Brian Munce, co-founder and managing director of the branding agency, Gestalt Brand Lab, told CMSWire that zero-party data is the best option for businesses who want to make analysis-driven decisions based on their customers' feedback.

"Because the information is coming directly from those consumers — typically through a survey or poll — it tends to be the most reliable. This has huge benefits for companies across the board, but it's particularly helpful in understanding how your business is viewed," said Munce, adding that brands can also use this information to determine how strong a connection people feel they have with the brand, allowing them to address any weak areas and further develop those relationships.

"Brands like Pepsi Co., American Airlines, and Colgate aim to collect zero-party data to better scale across their brands to deliver exceptional experiences," said Glomb, who related the experience of SmartBox, one of Europe’s most notable gift-giving services. “SmartBox had the unique challenge of having three different audience groups: buyers, beneficiaries and prospects. They utilized Cheetah Experiences to learn more about their audiences and get them to spend more time on the website," said Glomb. “With seasonally-themed spin-to-win games, contests and advent calendars designed to entice visitors to return daily, SmartBox has doubled the size of their active audience group in less than a year.” 

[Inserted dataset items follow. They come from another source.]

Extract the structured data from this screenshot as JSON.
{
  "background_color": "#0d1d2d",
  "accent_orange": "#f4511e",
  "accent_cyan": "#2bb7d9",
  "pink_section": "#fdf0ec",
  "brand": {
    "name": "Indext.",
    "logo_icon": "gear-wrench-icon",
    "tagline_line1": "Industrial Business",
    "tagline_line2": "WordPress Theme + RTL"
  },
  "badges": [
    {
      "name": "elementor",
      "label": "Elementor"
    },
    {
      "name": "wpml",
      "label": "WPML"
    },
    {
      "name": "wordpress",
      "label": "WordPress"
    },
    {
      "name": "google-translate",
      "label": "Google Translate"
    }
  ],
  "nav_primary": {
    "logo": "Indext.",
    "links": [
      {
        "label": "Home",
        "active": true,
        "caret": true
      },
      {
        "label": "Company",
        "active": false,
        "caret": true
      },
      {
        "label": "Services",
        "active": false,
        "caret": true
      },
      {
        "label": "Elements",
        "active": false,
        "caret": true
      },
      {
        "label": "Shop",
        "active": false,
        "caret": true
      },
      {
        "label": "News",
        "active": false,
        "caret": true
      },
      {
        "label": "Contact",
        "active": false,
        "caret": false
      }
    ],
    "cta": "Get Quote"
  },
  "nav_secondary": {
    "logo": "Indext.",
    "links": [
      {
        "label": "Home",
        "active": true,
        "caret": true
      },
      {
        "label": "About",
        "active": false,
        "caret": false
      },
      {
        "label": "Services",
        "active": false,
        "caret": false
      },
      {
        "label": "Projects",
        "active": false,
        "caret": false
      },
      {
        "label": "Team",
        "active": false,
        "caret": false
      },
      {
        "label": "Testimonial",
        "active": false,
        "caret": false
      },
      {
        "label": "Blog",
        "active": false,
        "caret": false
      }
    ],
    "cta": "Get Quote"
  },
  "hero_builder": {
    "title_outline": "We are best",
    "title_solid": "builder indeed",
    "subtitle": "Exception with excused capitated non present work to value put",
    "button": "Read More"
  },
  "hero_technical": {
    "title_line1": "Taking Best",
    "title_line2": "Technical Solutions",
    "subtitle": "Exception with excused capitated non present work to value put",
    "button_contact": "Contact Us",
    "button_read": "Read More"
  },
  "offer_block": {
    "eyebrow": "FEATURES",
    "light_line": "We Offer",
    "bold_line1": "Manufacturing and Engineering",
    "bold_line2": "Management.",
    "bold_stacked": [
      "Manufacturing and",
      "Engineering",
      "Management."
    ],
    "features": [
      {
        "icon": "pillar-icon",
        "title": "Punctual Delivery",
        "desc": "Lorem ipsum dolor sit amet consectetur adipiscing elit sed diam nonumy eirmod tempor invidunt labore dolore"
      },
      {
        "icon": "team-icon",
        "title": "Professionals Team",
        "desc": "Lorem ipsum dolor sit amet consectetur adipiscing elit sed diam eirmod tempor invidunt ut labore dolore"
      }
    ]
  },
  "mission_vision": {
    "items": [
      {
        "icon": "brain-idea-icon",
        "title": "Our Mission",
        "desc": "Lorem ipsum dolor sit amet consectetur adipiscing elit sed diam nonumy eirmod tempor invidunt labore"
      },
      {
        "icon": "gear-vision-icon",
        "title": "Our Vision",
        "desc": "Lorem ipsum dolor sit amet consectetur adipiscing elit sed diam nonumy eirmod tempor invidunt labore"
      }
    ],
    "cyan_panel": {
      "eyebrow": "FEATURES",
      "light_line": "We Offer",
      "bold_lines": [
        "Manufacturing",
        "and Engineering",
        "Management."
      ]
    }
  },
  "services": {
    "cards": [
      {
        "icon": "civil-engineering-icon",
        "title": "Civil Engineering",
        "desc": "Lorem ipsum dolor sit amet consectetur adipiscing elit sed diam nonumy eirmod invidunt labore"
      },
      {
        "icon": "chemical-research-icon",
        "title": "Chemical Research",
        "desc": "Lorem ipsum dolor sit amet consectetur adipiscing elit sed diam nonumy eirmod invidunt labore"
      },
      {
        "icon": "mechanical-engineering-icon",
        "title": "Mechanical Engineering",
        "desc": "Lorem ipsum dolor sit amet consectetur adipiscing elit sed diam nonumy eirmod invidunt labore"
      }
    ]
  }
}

Similarly, other brands have created programs that encourage customers to voluntarily provide information:

  • Sephora, a large beauty retailer, developed a Beauty Insider program that incentivizes its customers to share information about their preferences, skin type and beauty habits in exchange for personalized recommendations, free cosmetics and a birthday gift.
  • Airbnb, the home-sharing platform, provides customers with a Wish List feature that allows customers to save and share their travel preferences and interests, which provides the brand with valuable insights they can use to create more personalized travel experiences.
  • Ikea’s Kreativ campaign encourages customers to virtually design their own living area using AR, fine-tune their preferences and designs, and purchase online or take their design to the nearest Ikea store.

Aleksandra Korczynska, CMO at GetResponse, an email marketing solution provider, told CMSWire that consumers who share their data or preferences with a particular company are more likely to buy from this brand as they have already passed the awareness stage and are either in the consideration stage or very close to purchasing. 

"Marketers ultimately benefit a lot from zero-party data as it leads to higher conversion rates. It is, however, crucial not to misuse this data," said Korczynska. "Firstly, companies obviously shouldn't share this data with anyone else. Secondly, I've seen many brands bother their customers with frequent newsletters and irrelevant offers." Korczynska suggested that doing this is a surefire way to turn hot leads into unsubscribes because no one is willing to receive irrelevant and bothersome communications.

Final Thoughts on Zero-Party Data

As an increasing number of brands recognize the value of zero-party data, its use is expected to grow across industries. Many brands are already leveraging this type of data to improve their marketing efforts and enhance their customers' experiences while respecting their customers’ privacy concerns.